Во исполнения договоренности об обеспечении своей умалишенной сестры Александры Ивановны, Владимир Михайлов продаёт 18 мая 1878 года мещанину, управляющему имением Стефану Чайковскому и мещанину Фоме Мицкевичу, фольварк Чепчин, и при нём урочище Насобцы и островами: Кормазо, Уборками и Пружинками, общей площадью 1,365 десятин, что от общего количества земли имения в 9,937 десятин — составляет его 1/7 часть. Возможно Владимир Михайлов решил удвоить сумму, необходимую для содержания и лечения своей сестры.

Поверенный помещиков Михайловых, Степан Кузьмич Чайковсий, многие годы являлся Управляющим имением и проживал во дворе имения Домановичи.

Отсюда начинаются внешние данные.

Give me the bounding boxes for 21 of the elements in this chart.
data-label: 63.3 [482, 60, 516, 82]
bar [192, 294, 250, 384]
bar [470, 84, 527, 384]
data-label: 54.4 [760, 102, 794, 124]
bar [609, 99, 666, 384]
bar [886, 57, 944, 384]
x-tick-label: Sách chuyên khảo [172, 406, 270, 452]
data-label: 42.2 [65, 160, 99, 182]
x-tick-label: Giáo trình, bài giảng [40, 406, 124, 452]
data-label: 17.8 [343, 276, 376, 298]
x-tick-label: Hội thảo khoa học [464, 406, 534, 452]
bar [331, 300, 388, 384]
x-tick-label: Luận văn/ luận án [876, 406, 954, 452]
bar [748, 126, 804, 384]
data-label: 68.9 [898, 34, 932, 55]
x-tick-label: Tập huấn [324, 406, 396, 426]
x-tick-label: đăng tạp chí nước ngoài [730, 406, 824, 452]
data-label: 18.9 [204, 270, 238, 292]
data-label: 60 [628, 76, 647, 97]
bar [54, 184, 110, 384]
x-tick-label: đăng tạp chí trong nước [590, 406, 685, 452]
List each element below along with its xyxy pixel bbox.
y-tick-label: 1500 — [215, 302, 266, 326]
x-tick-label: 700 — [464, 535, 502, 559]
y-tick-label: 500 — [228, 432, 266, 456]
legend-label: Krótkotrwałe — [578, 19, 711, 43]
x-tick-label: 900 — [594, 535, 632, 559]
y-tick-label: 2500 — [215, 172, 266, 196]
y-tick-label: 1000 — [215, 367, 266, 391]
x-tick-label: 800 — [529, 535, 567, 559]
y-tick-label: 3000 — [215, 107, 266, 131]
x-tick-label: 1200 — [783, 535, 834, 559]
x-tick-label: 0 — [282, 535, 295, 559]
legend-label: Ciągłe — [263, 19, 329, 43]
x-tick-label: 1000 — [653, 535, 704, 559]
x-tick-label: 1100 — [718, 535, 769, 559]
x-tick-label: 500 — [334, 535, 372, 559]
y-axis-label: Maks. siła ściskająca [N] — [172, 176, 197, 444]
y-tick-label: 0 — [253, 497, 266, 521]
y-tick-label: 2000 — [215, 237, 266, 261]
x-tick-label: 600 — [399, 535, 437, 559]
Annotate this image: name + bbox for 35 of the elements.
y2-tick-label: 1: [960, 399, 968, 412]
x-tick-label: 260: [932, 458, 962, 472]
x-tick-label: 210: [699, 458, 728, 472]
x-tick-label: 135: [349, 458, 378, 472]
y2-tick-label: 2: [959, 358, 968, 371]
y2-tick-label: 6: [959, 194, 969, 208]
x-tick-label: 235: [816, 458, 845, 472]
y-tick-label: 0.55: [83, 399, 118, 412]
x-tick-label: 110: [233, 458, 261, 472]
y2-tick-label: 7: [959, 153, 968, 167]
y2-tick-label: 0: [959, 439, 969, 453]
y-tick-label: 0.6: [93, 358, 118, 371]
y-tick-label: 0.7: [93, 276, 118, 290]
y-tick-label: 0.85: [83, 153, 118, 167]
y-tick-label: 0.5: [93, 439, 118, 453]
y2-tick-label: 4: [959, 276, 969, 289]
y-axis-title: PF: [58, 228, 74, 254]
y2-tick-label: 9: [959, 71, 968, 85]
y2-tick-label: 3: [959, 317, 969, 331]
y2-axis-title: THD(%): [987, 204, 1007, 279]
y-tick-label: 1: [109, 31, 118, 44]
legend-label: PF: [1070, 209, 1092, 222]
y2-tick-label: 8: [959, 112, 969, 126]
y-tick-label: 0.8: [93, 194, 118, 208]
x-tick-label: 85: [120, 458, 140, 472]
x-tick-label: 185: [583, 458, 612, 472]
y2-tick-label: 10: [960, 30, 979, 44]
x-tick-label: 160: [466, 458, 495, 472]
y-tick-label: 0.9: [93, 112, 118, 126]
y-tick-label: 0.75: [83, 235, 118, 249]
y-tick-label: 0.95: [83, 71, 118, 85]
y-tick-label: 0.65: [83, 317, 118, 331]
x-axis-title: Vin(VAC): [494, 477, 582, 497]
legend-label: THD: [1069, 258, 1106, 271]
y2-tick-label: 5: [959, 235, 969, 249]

В 1894 и 1896 годах, Владимир Иванович Михайлов, состоявший на тот момент чиновником особых поручений при Министерстве юстиции, продает оставшиеся части имения Домановичи:

  1. 13 августа 1894 года Радульским купцам, Михаилу и Андрею Николаевичам Шишкиным, имение Домановичи с фольварком Руднею, за исключением урочищь Хоботец и Граб, мерою земли 7,235.96 десятин за 215,000 рублей (около 73 % процентов площади имения).
  2. 4 января 1896 года, группа крестьян из 46 человек (большинство имеют фамилию Дулуб), приобрели за 4,950 рублей участок земли в урочище Хоботец, площадью 330 десятин 135 квадратных саженей (около 3 % площади имения).

1894—1917 Михаил и Андрей Николаевичи Шишкины

Рассказывают, что отец Шишкиных — Николай Шишкин, был крепостным, но за «особые заслуги» получил «вольную». Поведение новых владельцев имения сильно отличалось от Михайловых, так 6 сентября 1916 года была получена жалоба от крестьян Домановичской волости:

«Речицкий уездный предводитель дворянства Божко-Божницкий, начальник 6-го участка Речицкого уезда Качаровский, будучи в приятельских отношениях с владельцем имения Домановичи Шишкиным, заставили осенью прошлого года домановичского волостного старшину и старост ежедневно наряжать крестьянок для сбора картофеля Шишкина, который платил по 40 копеек в день, а плата в то время существовала по 1 руб. Набив карманы деньгами, Шишкин пьянствовал со своими приятелями и издевался над крестьянами, грозя при содействии начальства посадить в тюрьму каждого, кто будет жаловаться»…[7]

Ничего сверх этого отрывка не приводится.